Thema des Tages. Scheidungskind. Was früher als Stigma galt, als Pauschalerklärung für Bindungsunfähigkeit und Verlustangst, ist heute Normalzustand. Jede dritte Ehe in Deutschland wird geschieden. Fast die Hälfte dieser Paare hat minderjährige Kinder. 2013 waren das 136 000 Mädchen und Jungen, die sich mit der Trennung ihrer Eltern auseinandersetzen mussten.Für viele ist das Schwerstarbeit. Denn Kinder empfinden das Ende der elterlichen Partnerschaft als einschneidend, oft genug als traumatisch.

Dabei ist es weniger die Trennung an sich, unter der Kinder leiden, erklärt Regina Reichart-Corbach. Als viel schlimmer erleben sie den Streit der Eltern, die andauernden Anschuldigungen und Gefühlsausbrüche, die oft genug auf dem Rücken der Jungen und Mädchen ausgetragen werden. Reichart-Corbach weiß, wovon sie spricht. Als Leiterin der Beratungsstelle für Eltern, Kinder und Jugendliche des Landkreises Schaumburg gehört es zu ihrer Arbeit, Familien vor, während und nach einer Trennung beratend zur Seite zu stehen. Ihr Ziel: den Müttern und Vätern trotz Scheidung zu einer erfolgreichen Elternschaft zu verhelfen.
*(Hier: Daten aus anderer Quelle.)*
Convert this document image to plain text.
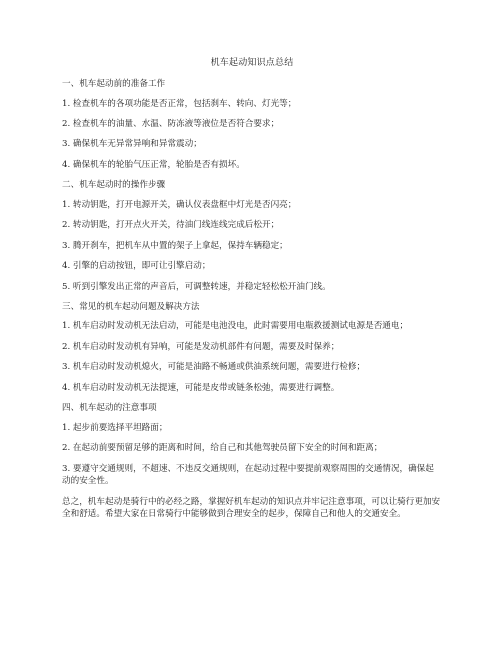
机车起动知识点总结
一、机车起动前的准备工作
1. 检查机车的各项功能是否正常，包括刹车、转向、灯光等；
2. 检查机车的油量、水温、防冻液等液位是否符合要求；
3. 确保机车无异常异响和异常震动；
4. 确保机车的轮胎气压正常，轮胎是否有损坏。
二、机车起动时的操作步骤
1. 转动钥匙，打开电源开关，确认仪表盘框中灯光是否闪亮；
2. 转动钥匙，打开点火开关，待油门线连线完成后松开；
3. 腾开刹车，把机车从中置的架子上拿起，保持车辆稳定；
4. 引擎的启动按钮，即可让引擎启动；
5. 听到引擎发出正常的声音后，可调整转速，并稳定轻松松开油门线。
三、常见的机车起动问题及解决方法
1. 机车启动时发动机无法启动，可能是电池没电，此时需要用电瓶救援测试电源是否通电；
2. 机车启动时发动机有异响，可能是发动机部件有问题，需要及时保养；
3. 机车启动时发动机熄火，可能是油路不畅通或供油系统问题，需要进行检修；
4. 机车启动时发动机无法提速，可能是皮带或链条松弛，需要进行调整。
四、机车起动的注意事项
1. 起步前要选择平坦路面；
2. 在起动前要预留足够的距离和时间，给自己和其他驾驶员留下安全的时间和距离；
3. 要遵守交通规则，不超速、不违反交通规则，在起动过程中要提前观察周围的交通情况，确保起动的安全性。
总之，机车起动是骑行中的必经之路，掌握好机车起动的知识点并牢记注意事项，可以让骑行更加安全和舒适。希望大家在日常骑行中能够做到合理安全的起步，保障自己和他人的交通安全。
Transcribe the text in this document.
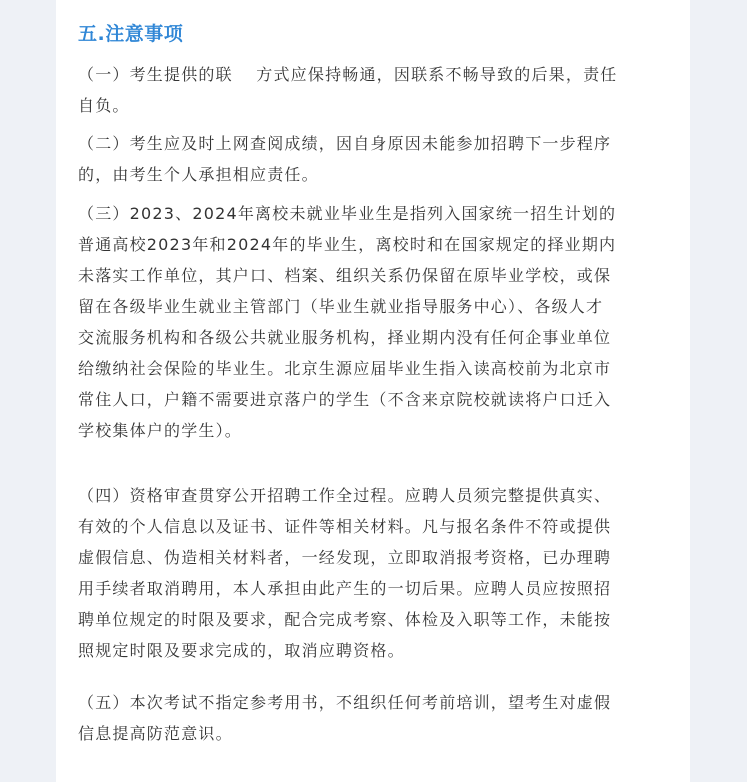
五.注意事项

（一）考生提供的联 　方式应保持畅通，因联系不畅导致的后果，责任
自负。

（二）考生应及时上网查阅成绩，因自身原因未能参加招聘下一步程序
的，由考生个人承担相应责任。

（三）2023、2024年离校未就业毕业生是指列入国家统一招生计划的
普通高校2023年和2024年的毕业生，离校时和在国家规定的择业期内
未落实工作单位，其户口、档案、组织关系仍保留在原毕业学校，或保
留在各级毕业生就业主管部门（毕业生就业指导服务中心）、各级人才
交流服务机构和各级公共就业服务机构，择业期内没有任何企事业单位
给缴纳社会保险的毕业生。北京生源应届毕业生指入读高校前为北京市
常住人口，户籍不需要进京落户的学生（不含来京院校就读将户口迁入
学校集体户的学生）。

（四）资格审查贯穿公开招聘工作全过程。应聘人员须完整提供真实、
有效的个人信息以及证书、证件等相关材料。凡与报名条件不符或提供
虚假信息、伪造相关材料者，一经发现，立即取消报考资格，已办理聘
用手续者取消聘用，本人承担由此产生的一切后果。应聘人员应按照招
聘单位规定的时限及要求，配合完成考察、体检及入职等工作，未能按
照规定时限及要求完成的，取消应聘资格。

（五）本次考试不指定参考用书，不组织任何考前培训，望考生对虚假
信息提高防范意识。
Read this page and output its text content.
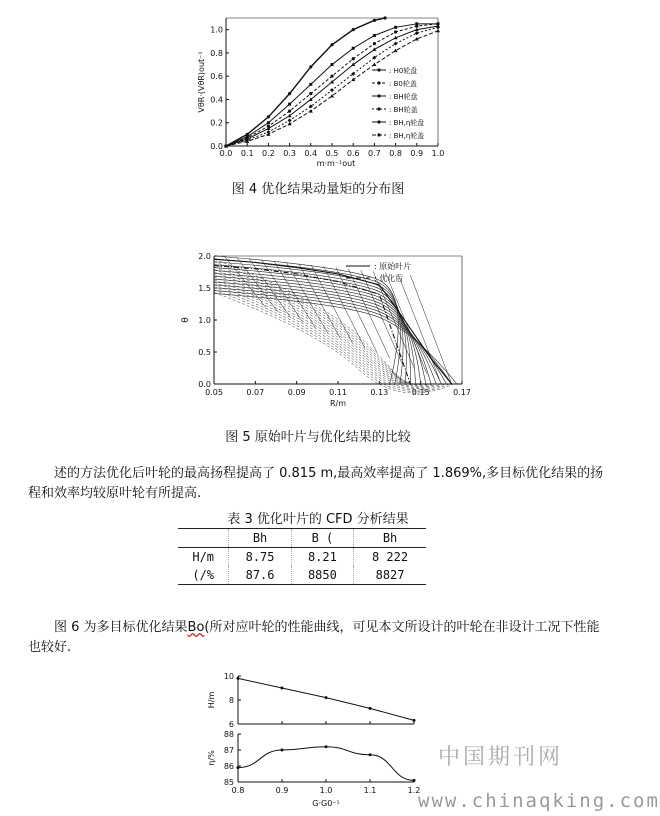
0.0 0.1 0.2 0.3 0.4 0.5 0.6 0.7 0.8 0.9 1.0
0.0
0.2
0.4
0.6
0.8
1.0
m·m⁻¹out
VθR·(VθR)out⁻¹	: H0轮盘
: B0轮盖
: BH轮盘
: BH轮盖
: BH,η轮盘
: BH,η轮盖
图 4 优化结果动量矩的分布图
0.05	0.07	0.09	0.11	0.13	0.15	0.17
0.0
0.5
1.0
1.5
2.0
R/m
θ
: 原始叶片
: 优化后
图 5 原始叶片与优化结果的比较

述的方法优化后叶轮的最高扬程提高了 0.815 m,最高效率提高了 1.869%,多目标优化结果的扬程和效率均较原叶轮有所提高.

表 3 优化叶片的 CFD 分析结果
	Bh	B (	Bh
H/m	8.75	8.21	8 222
(/%	87.6	8850	8827

图 6 为多目标优化结果Bo(所对应叶轮的性能曲线，可见本文所设计的叶轮在非设计工况下性能也较好.

6
8
10
H/m
85
86
87
88
η/%
0.8	0.9	1.0	1.1	1.2
G·G0⁻¹
中国期刊网
www.chinaqking.com
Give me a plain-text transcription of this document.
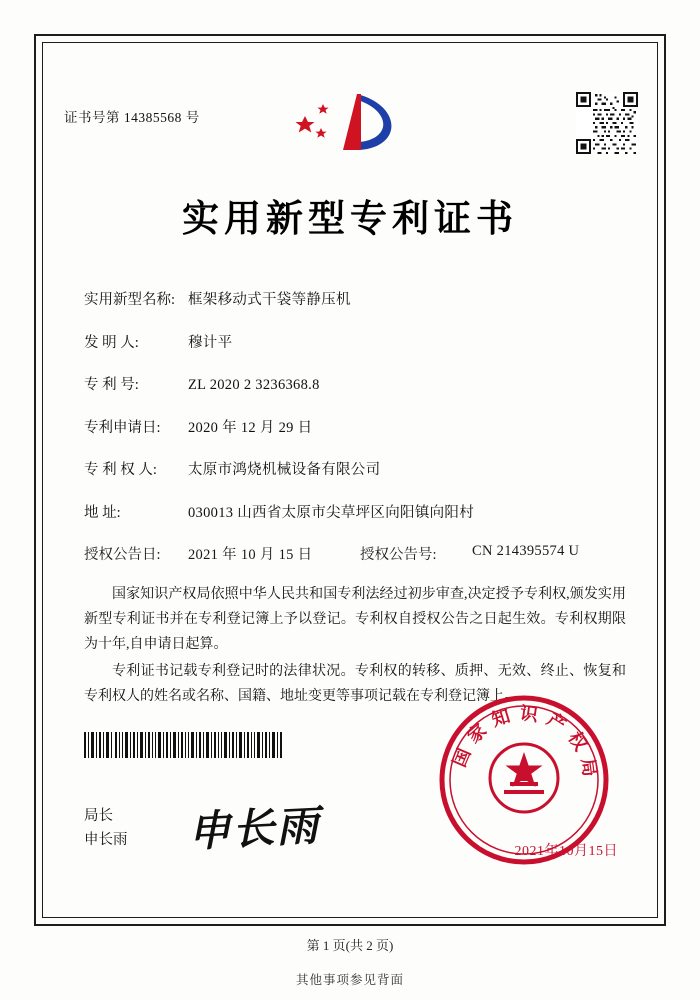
证书号第 14385568 号
实用新型专利证书
实用新型名称: 框架移动式干袋等静压机
发 明 人:	穆计平
专 利 号:	ZL 2020 2 3236368.8
专利申请日:	2020 年 12 月 29 日
专 利 权 人:	太原市鸿烧机械设备有限公司
地 址:	030013 山西省太原市尖草坪区向阳镇向阳村
授权公告日:	2021 年 10 月 15 日	授权公告号:	CN 214395574 U
国家知识产权局依照中华人民共和国专利法经过初步审查,决定授予专利权,颁发实用新型专利证书并在专利登记簿上予以登记。专利权自授权公告之日起生效。专利权期限为十年,自申请日起算。
专利证书记载专利登记时的法律状况。专利权的转移、质押、无效、终止、恢复和专利权人的姓名或名称、国籍、地址变更等事项记载在专利登记簿上。
局长
申长雨 申长雨
国家知识产权局
2021年10月15日
第 1 页(共 2 页)
其他事项参见背面
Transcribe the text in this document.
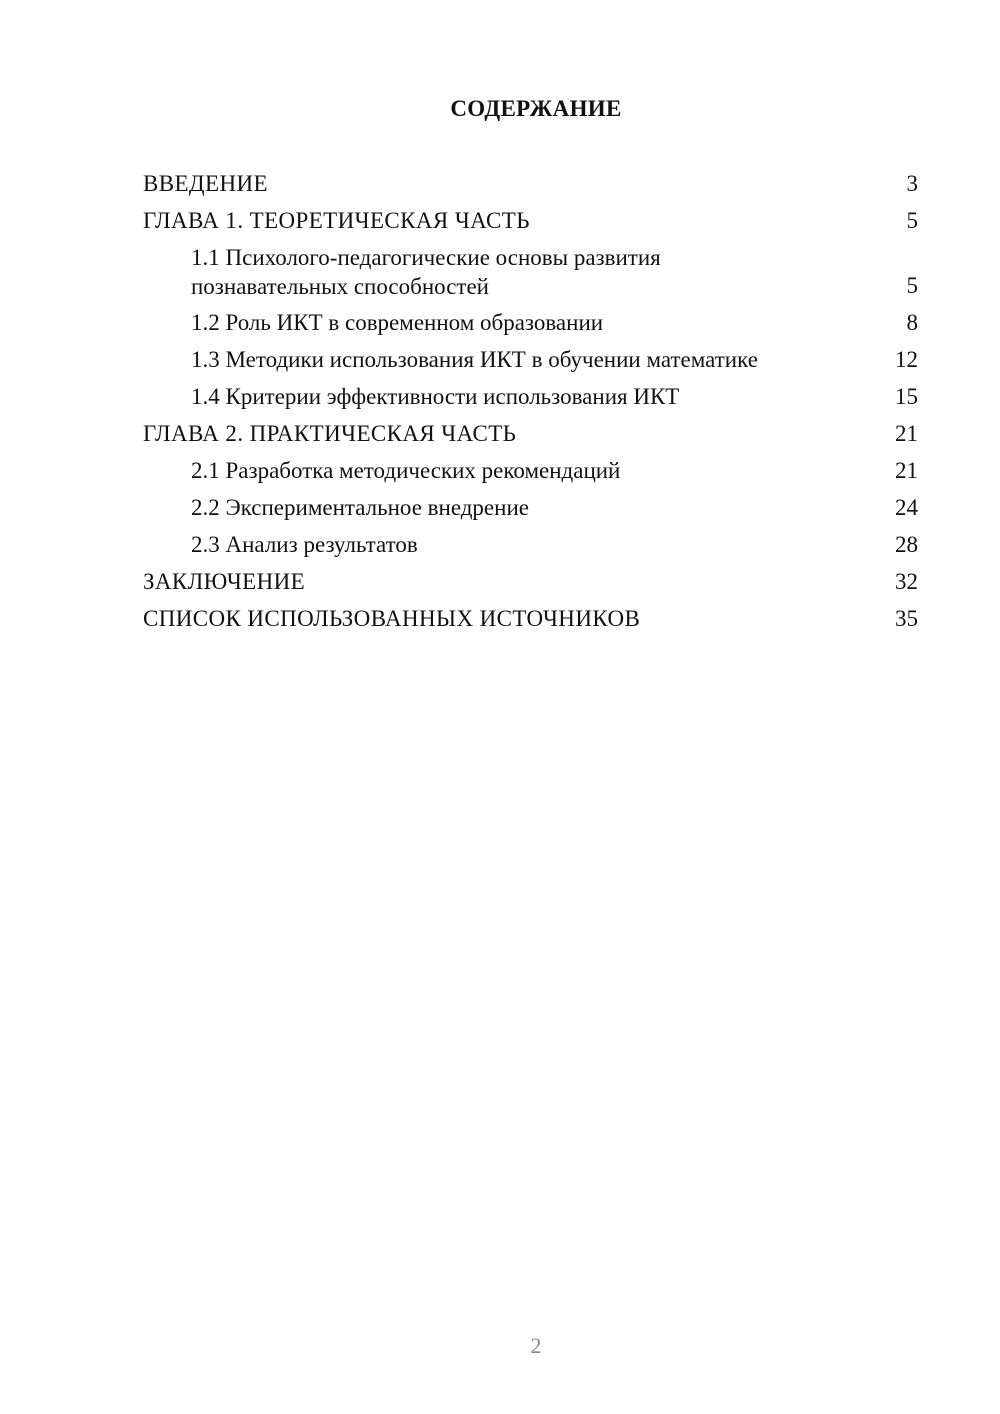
СОДЕРЖАНИЕ
ВВЕДЕНИЕ	3
ГЛАВА 1. ТЕОРЕТИЧЕСКАЯ ЧАСТЬ	5
1.1 Психолого-педагогические основы развития познавательных способностей	5
1.2 Роль ИКТ в современном образовании	8
1.3 Методики использования ИКТ в обучении математике	12
1.4 Критерии эффективности использования ИКТ	15
ГЛАВА 2. ПРАКТИЧЕСКАЯ ЧАСТЬ	21
2.1 Разработка методических рекомендаций	21
2.2 Экспериментальное внедрение	24
2.3 Анализ результатов	28
ЗАКЛЮЧЕНИЕ	32
СПИСОК ИСПОЛЬЗОВАННЫХ ИСТОЧНИКОВ	35
2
Denn, und das betont die Pädagogin nachdrücklich, eine Scheidung muss kein Trauma sein. Auch Kinder getrennt lebender Eltern können glücklich aufwachsen, wenn ihre Bedürfnisse erfüllt werden und wenn sie eine intakte Beziehung zu beiden Elternteilen führen dürfen. Das setzt jedoch eines voraus: Die Fähigkeit der Eltern, an einem Strang zu ziehen, als Team die Verantwortung für den Nachwuchs zu übernehmen – auch wenn das für wütende Ex-Partner eine extreme Herausforderung sein kann.

„Unser Ziel in der Beratung ist deshalb, dass die Eltern lernen, wieder konstruktiv miteinander zu reden und nach dem Streit einen neuen Weg der Kommunikation finden“, sagt Reichart-Corbach. Dazu gehört auch, den Eltern die Perspektive der Kinder zu erläutern.
Diese leiden massiv unter dem elterlichen Streit, der das durch eine Trennung ohnehin zerstörte kindliche Sicherheitsempfinden weiter bedroht. Kinder tragen den Konflikt der Eltern in sich, erklärt Reichart-Corbach. Wenn Mutter und Vater sich streiten, können sich Kinder emotional nicht abgrenzen. Sie denken, dass sie selbst betroffen sind und suchen die Schuld bei sich. Und sie haben Angst, von den Eltern verlassen zu werden.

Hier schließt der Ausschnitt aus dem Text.